Moscow has taken note of the speech of US Under Secretary of State John R. Bolton, which he made at the Conference on Disarmament in Geneva setting forth the main elements of the policy of the administration of George W. Bush in the area of international security and disarmament. Russia shares the understanding of the need for the maximum concentration of the international community's efforts on the fight against international terrorism and on counteraction against new threats and challenges. Likewise one cannot but agree with the US proposals for the building-up of efforts to strengthen the internationally recognized nonproliferation standards and regimes, and to prevent the slightest possibility of weapons of mass destruction being turned into an instrument of blackmail and terror.
Yet Moscow is convinced that the most important aspect of the consolidation of strategic stability and international security under today's conditions must be the preservation and strengthening of the existing arms control and nonproliferation treaties and agreements.
At the same time a whole series of US approaches to disarmament problems - and they found again their reflection in the Bolton speech - objectively complicate the situation, and undermine the international legal system in the disarmament field. It is the United States' decision to withdraw from the ABM Treaty of 1972, which Russia considers erroneous. It is the unwillingness of Washington to ratify the START-2 Treaty, and the Comprehensive Nuclear Test Ban Treaty, its rejection of the continuation of work on the verification mechanism under the Convention on the Prohibition of Biological Weapons. In spite of the support by the overwhelming majority of countries for the start of the negotiation process on averting an arms race in outer space at the Conference on Disarmament, in fact the US alone does not see any need for this.
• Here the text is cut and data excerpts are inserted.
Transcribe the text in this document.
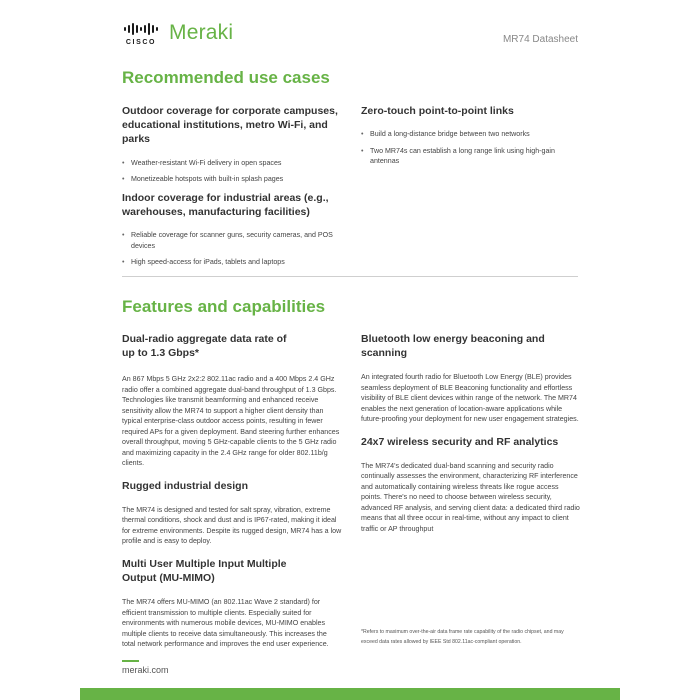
CISCO Meraki	MR74 Datasheet
Recommended use cases
Outdoor coverage for corporate campuses, educational institutions, metro Wi-Fi, and parks
• Weather-resistant Wi-Fi delivery in open spaces
• Monetizeable hotspots with built-in splash pages
Indoor coverage for industrial areas (e.g., warehouses, manufacturing facilities)
• Reliable coverage for scanner guns, security cameras, and POS devices
• High speed-access for iPads, tablets and laptops
Zero-touch point-to-point links
• Build a long-distance bridge between two networks
• Two MR74s can establish a long range link using high-gain antennas
Features and capabilities
Dual-radio aggregate data rate of up to 1.3 Gbps*

An 867 Mbps 5 GHz 2x2:2 802.11ac radio and a 400 Mbps 2.4 GHz radio offer a combined aggregate dual-band throughput of 1.3 Gbps. Technologies like transmit beamforming and enhanced receive sensitivity allow the MR74 to support a higher client density than typical enterprise-class outdoor access points, resulting in fewer required APs for a given deployment. Band steering further enhances overall throughput, moving 5 GHz-capable clients to the 5 GHz radio and maximizing capacity in the 2.4 GHz range for older 802.11b/g clients.

Rugged industrial design

The MR74 is designed and tested for salt spray, vibration, extreme thermal conditions, shock and dust and is IP67-rated, making it ideal for extreme environments. Despite its rugged design, MR74 has a low profile and is easy to deploy.

Multi User Multiple Input Multiple Output (MU-MIMO)

The MR74 offers MU-MIMO (an 802.11ac Wave 2 standard) for efficient transmission to multiple clients. Especially suited for environments with numerous mobile devices, MU-MIMO enables multiple clients to receive data simultaneously. This increases the total network performance and improves the end user experience.

Bluetooth low energy beaconing and scanning

An integrated fourth radio for Bluetooth Low Energy (BLE) provides seamless deployment of BLE Beaconing functionality and effortless visibility of BLE client devices within range of the network. The MR74 enables the next generation of location-aware applications while future-proofing your deployment for new user engagement strategies.

24x7 wireless security and RF analytics

The MR74's dedicated dual-band scanning and security radio continually assesses the environment, characterizing RF interference and automatically containing wireless threats like rogue access points. There's no need to choose between wireless security, advanced RF analysis, and serving client data: a dedicated third radio means that all three occur in real-time, without any impact to client traffic or AP throughput

*Refers to maximum over-the-air data frame rate capability of the radio chipset, and may exceed data rates allowed by IEEE Std 802.11ac-compliant operation.
meraki.com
Russia regards the Conference on Disarmament as a unique international negotiation forum for the elaboration of universal disarmament agreements. In the conditions of globalization we see no way of dealing with international problems except on the basis of extensive cooperation among states. We once again declare our readiness for the search of mutually acceptable solutions as to the commencement of the substantive work of the Conference in the spirit of the compromise proposals already made by the Russian side on the program of work.